Top Chef All Stars isn’t F-ing Around

Joe Jonas, the foodie. Photo courtesy of Bravo.

If we’ve learned anything from last night’s episode of Top Chef All Stars, it’s that a) chefs are deathly afraid of children and b) anyone, and I mean anyone, can go home.

In the Quickfire challenge, the cheftestants were asked to prepare a snack for little kids staying over at the American Natural History Museum, guest starring Joe Jonas. Asian Dale: “I had no idea who Joe Jonas was. I thought he might have been a pastry chef?” And then Dale stole all the sugar and everyone got pissy about it.
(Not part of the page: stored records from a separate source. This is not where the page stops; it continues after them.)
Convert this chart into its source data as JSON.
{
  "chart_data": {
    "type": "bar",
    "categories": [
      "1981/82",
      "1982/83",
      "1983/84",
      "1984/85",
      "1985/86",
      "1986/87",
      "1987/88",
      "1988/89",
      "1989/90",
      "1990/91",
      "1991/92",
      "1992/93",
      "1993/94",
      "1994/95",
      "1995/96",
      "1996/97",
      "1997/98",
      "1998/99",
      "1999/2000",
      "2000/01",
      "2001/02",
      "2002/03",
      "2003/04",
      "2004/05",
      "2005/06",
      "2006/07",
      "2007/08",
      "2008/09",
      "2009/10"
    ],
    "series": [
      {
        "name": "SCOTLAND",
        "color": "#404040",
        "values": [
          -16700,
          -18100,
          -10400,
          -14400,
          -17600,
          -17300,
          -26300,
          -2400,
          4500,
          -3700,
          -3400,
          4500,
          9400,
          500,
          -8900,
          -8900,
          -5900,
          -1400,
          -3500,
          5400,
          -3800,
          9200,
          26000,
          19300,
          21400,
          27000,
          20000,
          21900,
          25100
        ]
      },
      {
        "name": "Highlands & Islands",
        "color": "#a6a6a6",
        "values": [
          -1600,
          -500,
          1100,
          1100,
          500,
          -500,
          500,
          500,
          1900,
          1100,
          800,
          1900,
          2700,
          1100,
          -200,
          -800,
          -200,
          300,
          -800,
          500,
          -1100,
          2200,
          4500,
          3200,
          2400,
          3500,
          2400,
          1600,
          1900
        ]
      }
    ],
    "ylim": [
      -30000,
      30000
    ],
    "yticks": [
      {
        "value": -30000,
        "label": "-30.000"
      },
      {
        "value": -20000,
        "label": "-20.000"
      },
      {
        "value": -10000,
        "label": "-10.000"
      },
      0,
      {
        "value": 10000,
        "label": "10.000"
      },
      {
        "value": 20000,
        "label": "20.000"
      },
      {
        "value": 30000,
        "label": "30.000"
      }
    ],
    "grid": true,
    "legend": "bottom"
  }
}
Most of the chefs threw chocolate, marshmallows and sugar in a bowl and mixed it together. “Its like 10-year-old crack,” says White Dale. Then they talked about what they used to eat as kids. Some had uber-healthy parents and weren’t allowed to eat certain things. Others had no guidance and ate anything they wanted. My parents let me eat grilled cheese and french fry sandwiches as a kid, so I think you know which side of this argument I stand on. Tiffany (sugar-rice krispie-moon pie-snowball) and Spike (chips and dip) tie, leaving it up to the kids to decide the winner. Kids boo Spike. Tiffany wins!

The chefs then find out their Elimination Challenge is to cook breakfast for the children the next day, meaning they too have to sleep at the museum. I’m loving this. While the girls sleep, the boys take flashlights and roam around the darkened hallways scaring themselves. These chefs are so silly.

So Tiffany decides her team will be the carnivore team, cooking with only meat and dairy. Spike’s team has to be the herbivores, cooking with only fruits and vegetables. Tiffany complains that she thought being a carnivore meant omnivore, so she could cook with anything. She’s told this is not the case. End of Top Chef science lesson.

Spike’s team makes crazy shiz, like gnocchi for 10-year-olds at 7:30 am, but also something with bananas that looked awesome. Also, Katie Lee Joel, host of Top Chef Season One, is guest judge. Stephen ogles her creepily. End of trip down memory lane. Spike’s team wins.

Tiffany’s team didn’t make anything that looked too damning, but the judges claim it was not good. Something about frittatas and ovens. Also, Jamie cuts her finger and has to leave to get two stitches. The cheftestants are pissed about this, and almost all of them claim that when they in the past have cut their own fingers, they just duct tape that mother-effer up and keep working. In all fairness, Fabio legit cut half his finger off during his season, kept cooking, almost fainted and I believe won the challenge (or at least came close).

So Tiffany’s team is at judges table and Jen goes bonkers. She starts yelling at Tom, and basically called him an idiot, and everyone’s looking at her like “who’s gonna tackle her to make her stop,” but they just let her continue to dig her own grave.

As the judges discuss what just went down, Tom says he doesn’t care that Jen defended her eggs and pork belly. He actually admired it. But after all, he is King Tom, and all forms of treason are condemned to death. Jen’s sent packing (and cursing, and creepily laughing).

Jen was one of the best chefs in this competition, and all the other chefs said so. So this can only mean that the rest of the season is going to be balls-out drama. The only thing that could undo Top Chef All Stars is if Stephen wins, because he is just truly awful.